Background: Temporal comparisons of case survival are commonly used to assess improvement in cancer treatment at the population level. However, such comparisons may be confounded by secular trends in disease prognosis, even within conventional stage categories. The objective of the current study was to characterize within-stage migration of tumor size in breast carcinoma, and to estimate the effect of this shift on reported breast carcinoma survival.
Methods: Population-based Surveillance, Epidemiology, and End Results (SEER) cancer registry data were used to evaluate secular trends in tumor size at the time of diagnosis and relative survival among localized and regional invasive breast carcinoma patients diagnosed between 1975-1999. Outcomes were stage-specific tumor size distribution, 5-year relative survival, relative survival standardized to the tumor size distribution of the cohort diagnosed between 1975-1979, and the percentage of improvement in relative survival attributable to shifts in tumor size distribution.
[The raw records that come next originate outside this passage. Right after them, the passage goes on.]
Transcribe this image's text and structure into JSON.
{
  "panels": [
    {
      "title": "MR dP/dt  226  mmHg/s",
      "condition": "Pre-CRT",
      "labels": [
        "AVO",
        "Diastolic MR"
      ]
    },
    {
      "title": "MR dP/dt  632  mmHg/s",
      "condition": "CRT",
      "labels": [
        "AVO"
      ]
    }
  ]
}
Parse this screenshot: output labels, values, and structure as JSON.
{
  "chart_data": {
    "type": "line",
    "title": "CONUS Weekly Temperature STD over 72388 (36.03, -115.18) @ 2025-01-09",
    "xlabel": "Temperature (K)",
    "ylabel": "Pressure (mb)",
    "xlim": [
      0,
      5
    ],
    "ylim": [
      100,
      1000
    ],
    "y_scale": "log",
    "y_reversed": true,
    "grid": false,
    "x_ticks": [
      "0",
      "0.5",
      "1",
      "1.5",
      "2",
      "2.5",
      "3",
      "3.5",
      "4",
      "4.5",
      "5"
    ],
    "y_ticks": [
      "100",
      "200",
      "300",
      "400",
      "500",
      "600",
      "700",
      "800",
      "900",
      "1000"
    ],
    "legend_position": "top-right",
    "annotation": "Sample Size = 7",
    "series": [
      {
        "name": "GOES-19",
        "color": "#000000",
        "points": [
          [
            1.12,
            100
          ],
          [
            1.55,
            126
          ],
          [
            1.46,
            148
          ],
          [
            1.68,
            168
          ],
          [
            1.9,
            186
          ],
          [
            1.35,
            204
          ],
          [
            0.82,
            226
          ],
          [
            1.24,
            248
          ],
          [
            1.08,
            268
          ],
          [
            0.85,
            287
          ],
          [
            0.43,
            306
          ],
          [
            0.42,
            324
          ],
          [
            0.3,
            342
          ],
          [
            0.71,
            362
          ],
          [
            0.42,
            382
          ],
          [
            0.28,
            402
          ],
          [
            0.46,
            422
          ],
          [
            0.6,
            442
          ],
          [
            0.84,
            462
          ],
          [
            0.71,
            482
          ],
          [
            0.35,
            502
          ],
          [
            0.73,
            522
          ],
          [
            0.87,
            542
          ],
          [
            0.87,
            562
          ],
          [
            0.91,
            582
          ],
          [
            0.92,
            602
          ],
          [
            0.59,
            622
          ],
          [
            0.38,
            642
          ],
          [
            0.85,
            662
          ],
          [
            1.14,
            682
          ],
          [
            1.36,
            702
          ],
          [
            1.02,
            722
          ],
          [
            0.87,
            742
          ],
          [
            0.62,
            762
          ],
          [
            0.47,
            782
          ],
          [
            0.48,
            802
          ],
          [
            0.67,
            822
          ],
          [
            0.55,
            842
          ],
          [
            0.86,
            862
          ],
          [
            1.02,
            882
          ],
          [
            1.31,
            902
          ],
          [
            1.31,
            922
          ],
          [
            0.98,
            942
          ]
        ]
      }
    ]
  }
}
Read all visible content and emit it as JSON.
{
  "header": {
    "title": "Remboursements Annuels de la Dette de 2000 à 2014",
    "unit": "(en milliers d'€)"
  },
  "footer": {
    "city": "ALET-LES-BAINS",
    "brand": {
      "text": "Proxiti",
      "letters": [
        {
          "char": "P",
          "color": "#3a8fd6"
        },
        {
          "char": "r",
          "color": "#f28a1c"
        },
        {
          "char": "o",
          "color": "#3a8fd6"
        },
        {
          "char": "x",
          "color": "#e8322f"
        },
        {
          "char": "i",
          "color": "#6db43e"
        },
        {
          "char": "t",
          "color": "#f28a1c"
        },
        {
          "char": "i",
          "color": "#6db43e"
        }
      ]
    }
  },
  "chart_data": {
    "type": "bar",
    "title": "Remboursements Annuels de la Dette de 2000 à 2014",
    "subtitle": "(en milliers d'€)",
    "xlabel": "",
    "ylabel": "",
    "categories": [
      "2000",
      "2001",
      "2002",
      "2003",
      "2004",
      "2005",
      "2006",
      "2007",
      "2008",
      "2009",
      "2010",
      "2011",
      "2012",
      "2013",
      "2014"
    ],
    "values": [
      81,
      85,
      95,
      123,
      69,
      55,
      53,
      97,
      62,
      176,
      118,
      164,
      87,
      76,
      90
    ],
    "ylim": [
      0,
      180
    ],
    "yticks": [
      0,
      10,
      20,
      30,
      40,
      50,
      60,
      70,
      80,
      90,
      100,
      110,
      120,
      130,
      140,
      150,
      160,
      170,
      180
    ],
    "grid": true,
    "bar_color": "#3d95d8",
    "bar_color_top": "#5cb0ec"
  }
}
Results: Within each stage category, the proportion of smaller tumors increased significantly over time. Comparing patients diagnosed between 1995-1999 with those diagnosed between 1975-1979, within-stage migration of tumor size accounted for 61% and 28%, respectively, of the relative survival increases noted in localized and regional breast carcinoma.
Conclusions: The tumor size distribution of incident breast carcinomas in SEER has shifted toward smaller tumors. A substantial fraction of the improvement in breast carcinoma survival noted since 1975 may be attributable to within-stage migration of tumor size.